C’est une grande « ouverture du cœur pour le
successeur de Pierre », selon les mots utilisés par l’abbé Guillaume
de Tanoüarn à la fin de la soirée, que revendiquait la conférence qu’ont tenue
le 19 mars le directeur du Centre culturel chrétien Saint-Paul et Olivier
Figueras, journaliste au quotidien catholique Présent : il s’agissait d’accueillir avec une bienveillance
résolue l’élection inattendue du pape François le 13 mars 2013.
Olivier Figueras s’est tout d’abord efforcé de
reconstituer le processus qui a pu permettre au cardinal Bergoglio d’emporter contre
toute attente les voix des cardinaux.

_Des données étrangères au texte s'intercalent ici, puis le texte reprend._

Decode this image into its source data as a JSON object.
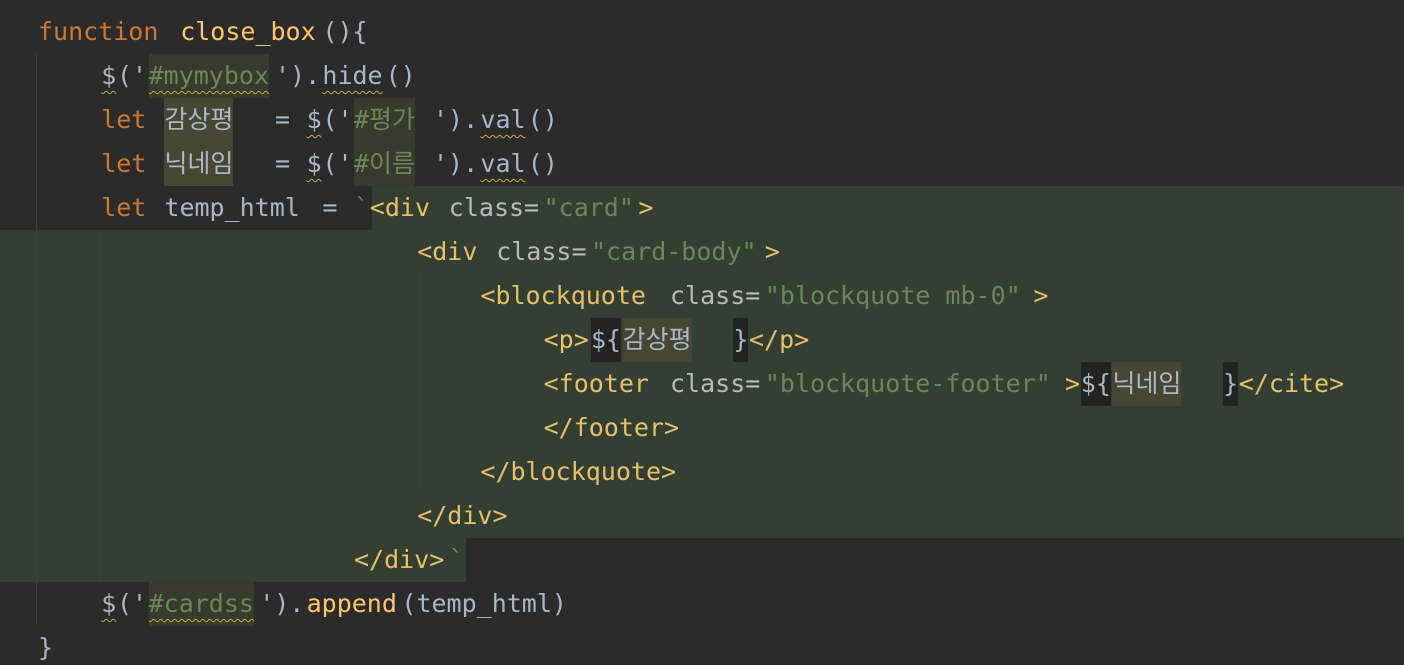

Lors du pré-conclave et du conclave,
a-t-il noté, tous ont commis les mêmes erreurs : les observateurs ont en
effet tiré des conclusions erronées quant à ce que voulait le Sacré-Collège,
même si l’élection de Jorge Mario Bergoglio a constitué une surprise également
pour la hiérarchie.
Le déroulement du conclave
Le journaliste s’est attaché à montrer la spécificité du
conclave de 2013 : si les congrégations générales ont duré officiellement
environ deux semaines, les cardinaux ont en fait disposé d’environ un mois pour
se consulter, dès l’annonce de la renonciation de Benoît XVI le 11 février. Les
premières listes de cardinaux ont alors été constituées par des journalistes
plus ou moins compétents : si l’on comptait tous les papabili mentionnés par certaines listes peu crédibles, on obtenait
jusqu’à quarante-et-un noms. Aux yeux des vrais vaticanistes, le choix était
assez simple : le prochain pape serait ratzinguérien, qu’il soit de droite
ou de gauche. Les cardinaux nettement progressistes, en effet, étaient devenus
très peu nombreux. Le principal candidat ratzinguérien de gauche est tout d’abord
le cardinal Ravasi, auquel l’on préfère par la suite le cardinal Scherrer, qui
bénéficie d’une tendance favorable à l’Amérique Latine. A droite, les
principaux candidats sont le cardinal Scola, titulaire de Venise, puis de
Milan, c’est-à-dire d’archidiocèses prestigieux qui ont fourni plusieurs papes
à l’Eglise de l’époque contemporaine, et le cardinal Ouellet, qui depuis son
installation à la congrégation pour les évêques apparaît comme un écho constant
de Benoît XVI. Enfin, dans le rôle du « troisième homme », les
journalistes citaient deux Africains, ainsi que les cardinaux les plus à droite
du collège cardinalice, tels les cardinaux Burke ou Ranjith, dont l’élection
semblait peu probable, mais dont l’on affirmait les chances en cas de conclave
long.
Or, en réalité, le conclave s’est révélé très court :
cinq tours de scrutin, soit le conclave le plus rapide après celui qui a élu
Pie XII (3 tours) et celui qui a élu Benoît XVI (4 tours). Le nom de Bergoglio
est donc apparu très vite, d’autant plus que, d’après les fuites, il semble
avoir été élu très largement, avec 90 voix sur 115, alors qu’il lui suffisait d’en
obtenir 77.
Comment ce cardinal, perçu comme anti-ratzinguérien,
a-t-il pu être élu aussi rapidement alors que les ratzinguériens « purs et
durs » disposaient de la minorité de blocage d’un tiers ? Olivier
Figueras s’est efforcé de répondre à cette question en nuançant le caractère
anti-ratzinguérien du cardinal Bergoglio : si celui-ci a été le principal
rival du cardinal Ratzinger en 2005, le candidat de tous ceux qui ne voulaient
pas de l’élection de Benoît XVI, il n’aurait pas manifesté depuis d’opposition
stricte à ce dernier.
Même si, comme l’a rappelé le conférencier, les analyses
du conclave demeurent nécessairement approximatives, on peut supposer qu’aux troisième
et quatrième tours, les cardinaux Scola et Ouellet recueillaient un certain
nombre de voix, devançant nettement le cardinal Scherrer. La gauche cardinalice
aurait alors remis en valeur le cardinal Bergoglio, qui semble moins évidemment
anti-ratzinguérien qu’Odilo Scherrer ; les ratzinguériens auraient alors
accepté de se reporter partiellement sur son nom.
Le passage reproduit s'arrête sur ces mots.